Die hier enthaltenen Beiträge sind nicht dazu gedacht, isoliert gelesen zu werden, sondern sollen geteilt und diskutiert werden. Inspiriert durch den Beispielfall der Arbeiterzeitung Abeng, der in dem Beitrag von Saul Molcho untersucht wird, hoffen wir, dass ihr dieses Thema mit euren Genoss*innen diskutiert, dass ihr debattiert und argumentiert und euch in den Details verliert, wie Joshua es getan hätte. Wir hoffen, dass ihr die Gültigkeit aller Schlussfolgerungen in der Praxis, im täglichen Leben und auf der Straße überprüft. Und wir hoffen, dass ihr uns eure Erkenntnisse mitteilt, damit wir alle gemeinsam unser Verständnis verfeinern können.

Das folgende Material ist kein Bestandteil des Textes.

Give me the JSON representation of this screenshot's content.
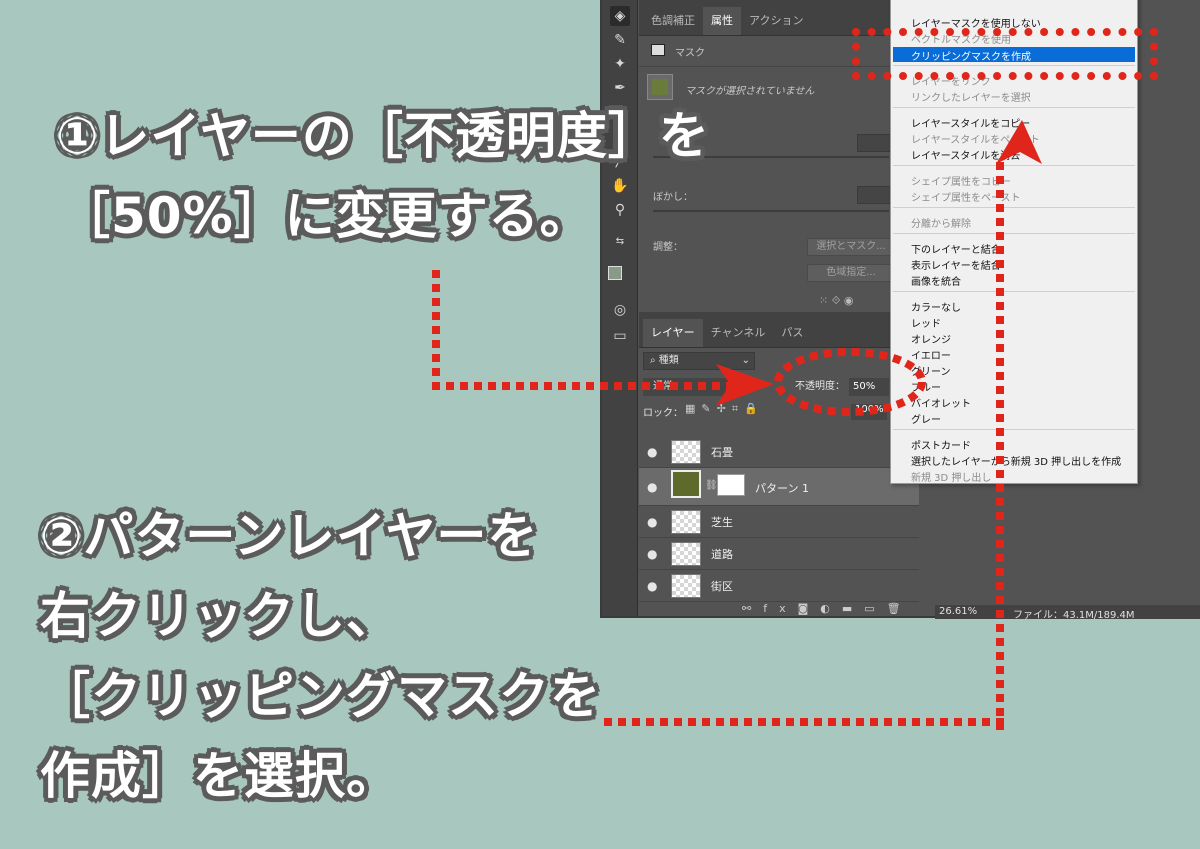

„Ich kann mir nicht vorstellen, wie es sein muss, sich durch das derzeitige Chaos zu kämpfen, in dem Wissen, dass man sich über einen längeren Zeitraum hinweg mit dessen Ursachen und Auswirkungen auseinandersetzen und herausfinden muss, wie man überleben und in dieser Welt handeln soll. Aber es muss neben dem Ärgerlichen und Obszönen auch ziemlich beängstigend sein. Ich hoffe sehr, dass du einen Weg findest, es zu schaffen und nicht verrückt zu werden, und werde versuchen, dir so gut ich kann zu helfen.“ Diese Nachricht von Joshua, die er an einen verzweifelten jüngeren Genossen geschickt hat, zeugt von kameradschaftlicher Zärtlichkeit, nimmt aber kein Blatt vor den Mund. Verzweiflung steht an erster Stelle. Während die Welt immer dunkler wird und sich die Trümmer der heutigen Katastrophen aufeinander türmen, geben wir uns nicht der falschen Hoffnung hin und leugnen nicht die Schrecken und Obszönitäten, mit denen wir konfrontiert sind. Sich in diesem Chaos zurechtzufinden, erscheint oft unmöglich, und jeder verstorbene Genosse erhöht nur die Last. Verloren in einem dunklen Wald scheint es oft, als sei unser einziger Wegweiser der Prozess der Analyse selbst, der Versuch, das Terrain zu verstehen und in der langen Nacht unsere Orientierung zu finden. In dieser Aufgabe dient uns Joshuas Beispiel und das Beispiel so vieler Kommunisten, die vor uns kamen. Und wir haben einander, die Verbindungen, die Joshua und andere mit aufgebaut haben, die wir durch Korrespondenz weiter pflegen und die nur in kurzen Momenten der Wiedererkennung aus der Ferne, in Blicken durch Tränengaswolken existieren. Vielleicht hat Joshua es am besten ausgedrückt: Letztendlich „kommt es auf Genossen, bekannt und anderswo, an“.
Veröffentlicht im September 2025 auf heatwave magazine, ins Deutsche übertragen von Bonustracks.